Teniendo en cuenta que esta decisión unilateral ocurrió apenas horas después que los legisladores se comprometieran a mediar en el conflicto, Blanco aseguró que "no me voy a involucrar más como mediador". "No tiene sentido porque después buscan dejarte pegado", concluyó.
"Nos sentimos utilizados”
Por su parte y con una postura enfrentada a la de su par Pablo Blanco, pero con la misma fuerza de "critica" la Legisladora Liliana Martínez sostuvo que “Nos sentimos utilizados... quisimos mediar en una situación que venía con mucho conflicto durante 20 días, y nos encontramos con un decreto. En ningún caso estábamos en conocimiento de esto”, sostuvo la legisladora agregando que “Me invitaron a Casa de Gobierno y creíamos que íbamos a recibir la propuesta que el Gobierno pensaba ofrecer a los docentes. En ningún caso fuimos a recibir un decreto”, reiteró.
“Hace un mes atrás le advertimos a la Gobernadora que el ofrecimiento del 8% era escaso y que iba a provocar la reacción de los docentes. Y esperamos ir a Casa de Gobierno y recibir la propuesta para poder trasladarla. No ocurrió así, nos recibieron con un decreto. Más allá de que lo comparta o no, desde el Gobierno se pensó que era una manera de descomprimir. No lo compartimos y apelamos siempre al diálogo. Recibimos este decreto, diciéndonos la Gobernadora que no quería utilizarnos de pasamanos de una decisión ya tomada”, expuso la Parlamentaria.
Además, mencionó que “hoy sacamos un comunicado donde solicitamos al gremio docente que se retire de Rentas porque es un lugar donde hay mucha gente afectada. Estamos perjudicando a nuestros vecinos y la culpa deja de ser de la Gobernadora y pasa a ser de los docentes. Hay que buscar otro mecanismo de queja o expresión y no el lugar donde se recauda y la gente hace trámites”.
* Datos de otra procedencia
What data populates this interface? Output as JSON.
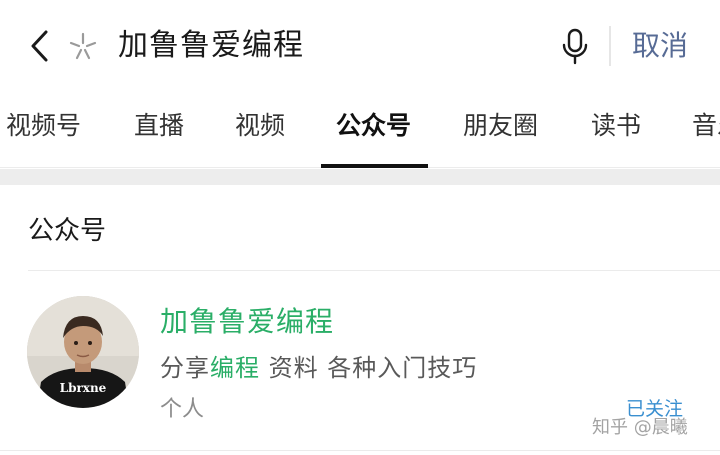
{
  "search": {
    "query": "加鲁鲁爱编程",
    "cancel_label": "取消"
  },
  "tabs": [
    {
      "label": "视频号"
    },
    {
      "label": "直播"
    },
    {
      "label": "视频"
    },
    {
      "label": "公众号",
      "active": true
    },
    {
      "label": "朋友圈"
    },
    {
      "label": "读书"
    },
    {
      "label": "音乐"
    }
  ],
  "section": {
    "title": "公众号"
  },
  "account": {
    "name": "加鲁鲁爱编程",
    "desc_before": "分享",
    "desc_highlight": "编程",
    "desc_after": " 资料 各种入门技巧",
    "type": "个人",
    "follow_status": "已关注",
    "avatar_shirt_text": "Lbrxne"
  },
  "watermark": "知乎 @晨曦",
  "colors": {
    "highlight_green": "#2aae67",
    "link_blue": "#576b95",
    "followed_blue": "#3a8fd0"
  },
  "icons": [
    "back-arrow-icon",
    "sparkle-icon",
    "microphone-icon"
  ]
}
Martínez Allende reconoció que “el salario de un docente, 4600 pesos, es bajísimo. Y este 23% logra recomponer la situación para quienes tienen un mejor salario. Quizás a quienes cobran menos no es tanto, y menos al hacerlo en tres partes”, aclarando que “no digo que el Gobierno tenga animosidad, pero se equivocaron mal. Debieron haber salido desde un primer momento con esta propuesta, y no el 8% y nada más. Fue una cachetada”.
Finalmente, sostuvo que “volveremos a tratar de mediar entre el Gobierno y los docentes, para que citen a los docentes a dialogar y que la otra parte abandone los edificios públicos. Hay que encontrar un punto de consenso para que se puedan sentar las partes”.